美しさと恐ろしさを兼ね備えた色欲の化身
松雪泰子(ラスト)『鋼の錬金術師』(2017)
監督:曽利文彦
原作:荒川弘
出演者:山田涼介、本田翼、ディーン・フジオカ、蓮佛美沙子、本郷奏多、松雪泰子
映画『鋼の錬金術師』(2017)は、荒川弘の大人気漫画を実写化した作品として公開当時から大きな注目を集めた。主演のエドワード・エルリック役には山田涼介が起用され、VFXを駆使した映像表現も話題となったが、公開後に最も話題をさらったのは、敵役・ラストを演じた松雪泰子だった。
ラストは、物語の中で暗躍する人造人間・ホムンクルスの1人で、「色欲」を象徴する存在。妖艶な美しさと冷酷さを併せ持ち、原作でも人気の高いキャラクターだ。その難役に挑んだ松雪泰子は、撮影前から役作りに徹底的にこだわり、肉体改造として5キロ増量。上半身のシルエットを際立たせることで、原作のイメージに近づけることに成功した。監督の曽利文彦も、彼女が衣装に身を包んだ瞬間、現場の空気が変わったと証言している。

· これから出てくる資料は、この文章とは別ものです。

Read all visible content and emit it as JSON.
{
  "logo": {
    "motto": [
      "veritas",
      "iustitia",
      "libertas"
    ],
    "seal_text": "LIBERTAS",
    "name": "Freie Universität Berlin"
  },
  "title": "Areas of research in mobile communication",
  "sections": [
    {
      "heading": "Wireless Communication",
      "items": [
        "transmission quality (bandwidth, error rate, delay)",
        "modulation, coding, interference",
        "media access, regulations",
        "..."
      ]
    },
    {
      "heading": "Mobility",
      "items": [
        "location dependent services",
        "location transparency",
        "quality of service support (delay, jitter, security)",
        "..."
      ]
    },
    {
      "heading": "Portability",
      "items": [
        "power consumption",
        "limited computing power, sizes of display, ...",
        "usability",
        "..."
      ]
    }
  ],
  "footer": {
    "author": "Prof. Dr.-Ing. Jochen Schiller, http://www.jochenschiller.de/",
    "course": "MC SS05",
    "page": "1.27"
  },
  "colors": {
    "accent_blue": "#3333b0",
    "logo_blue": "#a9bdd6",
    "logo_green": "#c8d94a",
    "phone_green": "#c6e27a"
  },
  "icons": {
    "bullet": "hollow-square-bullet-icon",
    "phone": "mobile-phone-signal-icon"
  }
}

特筆すべきは、キャラクタービジュアルの再現度の高さだ。7回にも及ぶ衣装合わせと、細部にこだわったメイクやCG処理により、松雪が演じるラストは「原作からそのまま出てきたようだ」とファンの間で評判に。冷たい眼差し、漆黒のドレス、そして肌に刻まれたホムンクルスの印。どれもが色欲の化身としてのラスト像を完璧に表現していた。
漫画実写化では、主演俳優が注目の的となるのが常だが、松雪泰子のラストは、まさに主役を食ったと言えるほど観客の印象に強く残った。彼女が見せた「美しく、強く、恐ろしく、それでいてどこか儚い」ラスト像は、単なる敵役の枠を超え、物語全体に重厚な魅力を加えていたといえるだろう。